GW students walked out of class Monday, wrote testimonials documenting racism on campus and marched to the National Mall to inform people about the Jena Six trials and other instances of racial injustice.

“What happened in Jena is a representation,” junior Johanna Leonidas said. “I think it’s time we get all the skeletons out of the closet and address these issues.”

She continued, “If we can’t make a statement to the whole wide world, at least we can make a statement to the people around us.”

About 50 students gathered in Kogan Plaza and 20 students marched down to the National Mall to join students from Howard and Georgetown.

The Black Student Union and the Multicultural Student Services Center coordinated the events in Kogan Plaza. The walk-out and the march to the Mall were a part of the National Call to Injustice and Intolerance, a nationwide protest involving more than 50 colleges and universities.

“GW wanted to be a part of that, given its political interests,” said Charles Basden, a senior and president of the BSU. “It doesn’t all begin and end with the Iraq War.”

Six high school students in Jena, La., were charged with attempted second-degree murder for beating a white classmate after a noose was hung from a tree in their school yard. Many say the charges are excessive and that the students’ actions were in response to a hate crime.

Sophomore Irene Ojo-Felix said about 15 students – half of her African-American history class – walked out for the protest, with the support of the professor.

“What we’ve been trying to do is inform students, and they’ve been informing us (about racial incidents on campus),” said Michael Tapscott, director of the MSSC.

Organizers handed out copies of articles on racial incidents at other colleges. These include a noose found hanging at Maryland’s campus last month and themed parties enforcing racial stereotypes that have taken place at Johns Hopkins University.

In Kogan Plaza, demonstration organizers asked students to document instances of racial injustice on GW’s campus and describe what they hoped to see change.
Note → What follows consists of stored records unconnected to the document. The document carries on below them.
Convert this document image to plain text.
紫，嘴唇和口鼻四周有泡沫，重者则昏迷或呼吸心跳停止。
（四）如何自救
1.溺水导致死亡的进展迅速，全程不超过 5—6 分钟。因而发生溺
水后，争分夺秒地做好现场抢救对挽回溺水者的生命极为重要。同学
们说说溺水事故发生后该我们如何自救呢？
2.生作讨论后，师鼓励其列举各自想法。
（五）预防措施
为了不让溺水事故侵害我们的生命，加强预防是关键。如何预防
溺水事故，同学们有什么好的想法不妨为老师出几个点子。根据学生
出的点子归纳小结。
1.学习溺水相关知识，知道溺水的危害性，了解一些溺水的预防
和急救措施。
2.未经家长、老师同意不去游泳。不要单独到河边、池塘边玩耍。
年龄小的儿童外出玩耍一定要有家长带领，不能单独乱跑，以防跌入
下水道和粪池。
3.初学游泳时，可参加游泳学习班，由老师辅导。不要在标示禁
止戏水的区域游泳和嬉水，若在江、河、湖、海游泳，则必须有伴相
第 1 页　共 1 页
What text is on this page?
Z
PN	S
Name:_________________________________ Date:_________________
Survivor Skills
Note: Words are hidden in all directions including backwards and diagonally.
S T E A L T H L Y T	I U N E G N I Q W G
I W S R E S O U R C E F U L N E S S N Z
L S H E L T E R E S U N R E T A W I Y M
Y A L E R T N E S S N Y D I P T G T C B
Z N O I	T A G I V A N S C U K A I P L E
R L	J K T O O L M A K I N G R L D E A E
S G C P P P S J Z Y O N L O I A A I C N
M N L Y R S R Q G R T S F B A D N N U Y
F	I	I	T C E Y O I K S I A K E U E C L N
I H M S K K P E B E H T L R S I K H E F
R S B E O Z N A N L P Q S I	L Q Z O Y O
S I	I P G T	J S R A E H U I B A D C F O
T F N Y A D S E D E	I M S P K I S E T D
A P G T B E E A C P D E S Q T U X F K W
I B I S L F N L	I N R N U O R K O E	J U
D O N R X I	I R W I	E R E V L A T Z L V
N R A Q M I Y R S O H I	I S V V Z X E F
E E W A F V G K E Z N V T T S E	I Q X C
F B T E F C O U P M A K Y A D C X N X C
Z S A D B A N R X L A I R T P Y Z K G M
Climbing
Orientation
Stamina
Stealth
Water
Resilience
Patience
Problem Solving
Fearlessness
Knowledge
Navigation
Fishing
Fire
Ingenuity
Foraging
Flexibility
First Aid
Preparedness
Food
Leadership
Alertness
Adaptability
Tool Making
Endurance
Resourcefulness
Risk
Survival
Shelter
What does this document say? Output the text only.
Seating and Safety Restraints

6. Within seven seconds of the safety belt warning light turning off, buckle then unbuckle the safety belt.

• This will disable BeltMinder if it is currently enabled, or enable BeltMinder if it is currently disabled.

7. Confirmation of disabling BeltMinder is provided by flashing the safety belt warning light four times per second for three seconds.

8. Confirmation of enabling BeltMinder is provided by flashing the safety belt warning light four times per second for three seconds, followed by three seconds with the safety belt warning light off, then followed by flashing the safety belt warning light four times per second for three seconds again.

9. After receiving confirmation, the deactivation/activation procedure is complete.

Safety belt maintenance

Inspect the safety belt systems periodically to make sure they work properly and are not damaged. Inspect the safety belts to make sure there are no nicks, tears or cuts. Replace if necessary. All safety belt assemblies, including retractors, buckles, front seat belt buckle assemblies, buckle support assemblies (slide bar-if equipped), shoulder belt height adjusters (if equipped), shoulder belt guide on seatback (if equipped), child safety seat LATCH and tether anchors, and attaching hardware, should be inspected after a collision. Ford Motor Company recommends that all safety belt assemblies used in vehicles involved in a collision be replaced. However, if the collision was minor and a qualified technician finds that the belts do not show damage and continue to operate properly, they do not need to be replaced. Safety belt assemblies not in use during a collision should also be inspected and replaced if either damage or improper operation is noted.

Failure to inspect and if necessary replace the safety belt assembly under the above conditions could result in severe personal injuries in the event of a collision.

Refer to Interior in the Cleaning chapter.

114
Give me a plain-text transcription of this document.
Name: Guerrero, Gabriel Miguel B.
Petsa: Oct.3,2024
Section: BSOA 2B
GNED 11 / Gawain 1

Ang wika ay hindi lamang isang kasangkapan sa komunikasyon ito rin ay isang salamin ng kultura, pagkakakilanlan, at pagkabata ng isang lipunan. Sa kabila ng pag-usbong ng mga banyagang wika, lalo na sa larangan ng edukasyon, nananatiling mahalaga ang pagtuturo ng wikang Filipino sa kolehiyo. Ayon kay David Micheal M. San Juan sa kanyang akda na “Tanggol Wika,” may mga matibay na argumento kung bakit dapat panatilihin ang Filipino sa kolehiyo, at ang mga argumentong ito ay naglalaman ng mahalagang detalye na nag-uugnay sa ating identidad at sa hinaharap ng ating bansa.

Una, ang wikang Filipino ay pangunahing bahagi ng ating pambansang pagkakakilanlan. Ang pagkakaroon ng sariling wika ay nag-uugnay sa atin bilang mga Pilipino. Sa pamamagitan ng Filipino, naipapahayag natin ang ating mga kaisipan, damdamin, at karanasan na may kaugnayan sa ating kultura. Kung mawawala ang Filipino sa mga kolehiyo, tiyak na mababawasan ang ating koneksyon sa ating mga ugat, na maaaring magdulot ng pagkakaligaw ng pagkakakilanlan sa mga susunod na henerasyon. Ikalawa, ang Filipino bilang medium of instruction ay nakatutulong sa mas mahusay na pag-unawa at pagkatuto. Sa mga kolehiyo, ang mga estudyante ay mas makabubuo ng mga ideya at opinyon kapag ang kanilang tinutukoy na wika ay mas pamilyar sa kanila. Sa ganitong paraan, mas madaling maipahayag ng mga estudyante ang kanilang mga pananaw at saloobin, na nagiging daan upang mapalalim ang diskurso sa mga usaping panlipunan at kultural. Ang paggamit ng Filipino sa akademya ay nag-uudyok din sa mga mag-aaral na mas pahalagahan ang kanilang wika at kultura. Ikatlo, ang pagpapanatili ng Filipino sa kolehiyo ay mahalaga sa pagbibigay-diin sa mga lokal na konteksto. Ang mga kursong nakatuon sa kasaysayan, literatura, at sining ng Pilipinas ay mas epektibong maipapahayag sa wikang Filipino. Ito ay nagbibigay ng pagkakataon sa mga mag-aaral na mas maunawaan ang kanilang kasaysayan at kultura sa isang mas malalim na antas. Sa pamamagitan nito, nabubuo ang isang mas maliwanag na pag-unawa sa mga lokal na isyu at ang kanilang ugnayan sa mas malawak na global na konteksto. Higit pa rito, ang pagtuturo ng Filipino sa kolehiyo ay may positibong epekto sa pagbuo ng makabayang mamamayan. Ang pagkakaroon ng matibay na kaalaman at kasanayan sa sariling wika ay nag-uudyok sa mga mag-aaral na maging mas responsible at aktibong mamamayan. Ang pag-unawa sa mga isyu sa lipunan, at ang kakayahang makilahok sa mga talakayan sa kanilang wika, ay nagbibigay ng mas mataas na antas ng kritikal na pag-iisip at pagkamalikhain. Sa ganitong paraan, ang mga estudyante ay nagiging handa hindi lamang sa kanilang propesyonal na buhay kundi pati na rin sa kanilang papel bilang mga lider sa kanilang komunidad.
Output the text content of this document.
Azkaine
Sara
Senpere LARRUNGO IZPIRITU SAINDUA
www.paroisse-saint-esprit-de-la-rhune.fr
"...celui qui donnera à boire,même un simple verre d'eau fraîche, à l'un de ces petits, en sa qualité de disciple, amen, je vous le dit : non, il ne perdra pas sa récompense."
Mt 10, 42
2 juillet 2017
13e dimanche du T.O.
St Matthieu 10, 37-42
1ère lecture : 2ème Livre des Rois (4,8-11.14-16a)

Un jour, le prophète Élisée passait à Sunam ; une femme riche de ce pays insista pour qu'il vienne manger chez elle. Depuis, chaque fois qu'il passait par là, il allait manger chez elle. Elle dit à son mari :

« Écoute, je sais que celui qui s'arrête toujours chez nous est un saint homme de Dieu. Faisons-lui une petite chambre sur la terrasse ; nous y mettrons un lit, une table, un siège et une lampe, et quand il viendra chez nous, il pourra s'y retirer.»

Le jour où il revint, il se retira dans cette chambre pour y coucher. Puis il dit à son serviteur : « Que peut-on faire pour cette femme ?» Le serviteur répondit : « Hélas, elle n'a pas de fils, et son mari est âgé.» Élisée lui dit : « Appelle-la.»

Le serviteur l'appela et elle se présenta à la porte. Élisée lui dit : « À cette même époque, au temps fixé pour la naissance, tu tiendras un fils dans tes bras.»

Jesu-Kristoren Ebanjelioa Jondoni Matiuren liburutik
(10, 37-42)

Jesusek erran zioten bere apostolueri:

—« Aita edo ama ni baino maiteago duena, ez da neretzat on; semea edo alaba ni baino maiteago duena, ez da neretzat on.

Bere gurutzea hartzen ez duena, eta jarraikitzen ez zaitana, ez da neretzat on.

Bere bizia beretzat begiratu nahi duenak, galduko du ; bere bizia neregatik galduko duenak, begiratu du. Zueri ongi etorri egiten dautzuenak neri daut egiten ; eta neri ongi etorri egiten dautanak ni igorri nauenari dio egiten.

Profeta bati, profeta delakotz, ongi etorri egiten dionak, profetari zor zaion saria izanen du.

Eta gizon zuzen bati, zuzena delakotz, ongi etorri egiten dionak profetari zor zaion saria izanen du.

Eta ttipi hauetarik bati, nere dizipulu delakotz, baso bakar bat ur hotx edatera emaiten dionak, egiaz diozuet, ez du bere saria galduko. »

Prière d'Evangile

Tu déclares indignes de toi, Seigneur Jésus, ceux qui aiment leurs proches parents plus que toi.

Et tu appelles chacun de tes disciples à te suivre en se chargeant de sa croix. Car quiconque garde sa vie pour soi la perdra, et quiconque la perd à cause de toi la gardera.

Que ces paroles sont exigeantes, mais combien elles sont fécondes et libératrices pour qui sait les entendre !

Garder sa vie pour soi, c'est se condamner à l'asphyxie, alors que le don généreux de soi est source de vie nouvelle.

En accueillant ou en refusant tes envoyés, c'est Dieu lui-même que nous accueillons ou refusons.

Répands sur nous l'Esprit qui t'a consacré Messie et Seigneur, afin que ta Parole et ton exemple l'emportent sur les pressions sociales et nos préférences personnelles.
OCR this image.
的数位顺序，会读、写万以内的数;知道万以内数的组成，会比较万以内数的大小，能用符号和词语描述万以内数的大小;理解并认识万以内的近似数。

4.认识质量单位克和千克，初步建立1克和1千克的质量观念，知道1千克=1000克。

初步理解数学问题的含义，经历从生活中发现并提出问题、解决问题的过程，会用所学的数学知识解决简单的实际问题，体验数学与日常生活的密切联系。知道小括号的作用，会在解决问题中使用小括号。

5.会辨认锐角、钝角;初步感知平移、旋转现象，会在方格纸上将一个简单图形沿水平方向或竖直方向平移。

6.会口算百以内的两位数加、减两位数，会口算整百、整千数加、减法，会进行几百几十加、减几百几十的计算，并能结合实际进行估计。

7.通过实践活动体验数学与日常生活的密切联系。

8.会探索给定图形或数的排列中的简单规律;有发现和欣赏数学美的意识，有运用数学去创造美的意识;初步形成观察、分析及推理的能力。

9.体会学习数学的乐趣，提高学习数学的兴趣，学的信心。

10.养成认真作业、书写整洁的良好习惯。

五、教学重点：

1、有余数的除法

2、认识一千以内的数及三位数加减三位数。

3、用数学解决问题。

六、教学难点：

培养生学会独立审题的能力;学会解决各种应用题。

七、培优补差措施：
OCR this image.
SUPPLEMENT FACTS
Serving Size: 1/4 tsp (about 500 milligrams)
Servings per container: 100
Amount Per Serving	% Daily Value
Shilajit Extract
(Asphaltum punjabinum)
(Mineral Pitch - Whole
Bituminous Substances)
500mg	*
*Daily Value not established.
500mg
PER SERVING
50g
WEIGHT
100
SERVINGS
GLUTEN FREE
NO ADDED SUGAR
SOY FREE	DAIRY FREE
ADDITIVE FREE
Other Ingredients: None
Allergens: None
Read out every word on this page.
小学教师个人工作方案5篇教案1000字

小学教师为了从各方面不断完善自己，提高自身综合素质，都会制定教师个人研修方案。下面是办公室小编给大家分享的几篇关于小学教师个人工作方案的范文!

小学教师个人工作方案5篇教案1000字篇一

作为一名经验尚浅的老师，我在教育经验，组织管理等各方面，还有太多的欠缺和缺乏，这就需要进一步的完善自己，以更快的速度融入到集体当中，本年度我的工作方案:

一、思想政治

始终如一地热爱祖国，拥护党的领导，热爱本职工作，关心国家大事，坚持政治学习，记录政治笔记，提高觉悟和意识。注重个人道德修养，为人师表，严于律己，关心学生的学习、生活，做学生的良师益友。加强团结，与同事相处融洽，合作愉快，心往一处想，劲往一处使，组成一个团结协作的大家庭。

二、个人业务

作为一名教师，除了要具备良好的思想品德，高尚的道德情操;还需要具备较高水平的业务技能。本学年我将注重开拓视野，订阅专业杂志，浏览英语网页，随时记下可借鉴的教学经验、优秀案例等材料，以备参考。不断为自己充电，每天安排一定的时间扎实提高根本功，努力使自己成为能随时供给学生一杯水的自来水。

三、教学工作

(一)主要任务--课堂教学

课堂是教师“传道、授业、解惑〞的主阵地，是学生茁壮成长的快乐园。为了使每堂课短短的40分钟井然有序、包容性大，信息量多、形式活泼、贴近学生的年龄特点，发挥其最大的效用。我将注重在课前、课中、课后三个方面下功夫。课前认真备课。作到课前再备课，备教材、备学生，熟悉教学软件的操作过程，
Organizers told the crowd they would forward these testimonials to the University to make administrators more aware of what was happening on campus.

The group that marched to the Mall spoke to students from other universities about racism at their schools and proposed that leaders from D.C. area schools meet to talk about racism on college campuses.

While some present at the rally spoke about taking action against the Jena community, junior Amy Dorfman said efforts to combat racism should be focused closer to home.

“I think we could also focus a lot on D.C. and what’s going on here,” she said. “If we’re not even focusing on local politics, then who are we to yell at Louisiana?”

Junior Mei Loo told the crowd on the National Mall that the GW’s efforts in Kogan Plaza catered toward a much wider, less radical audience.

“It’s all about marching and all about being very dramatic,” she said, “But the thing is everyone needs to be involved.”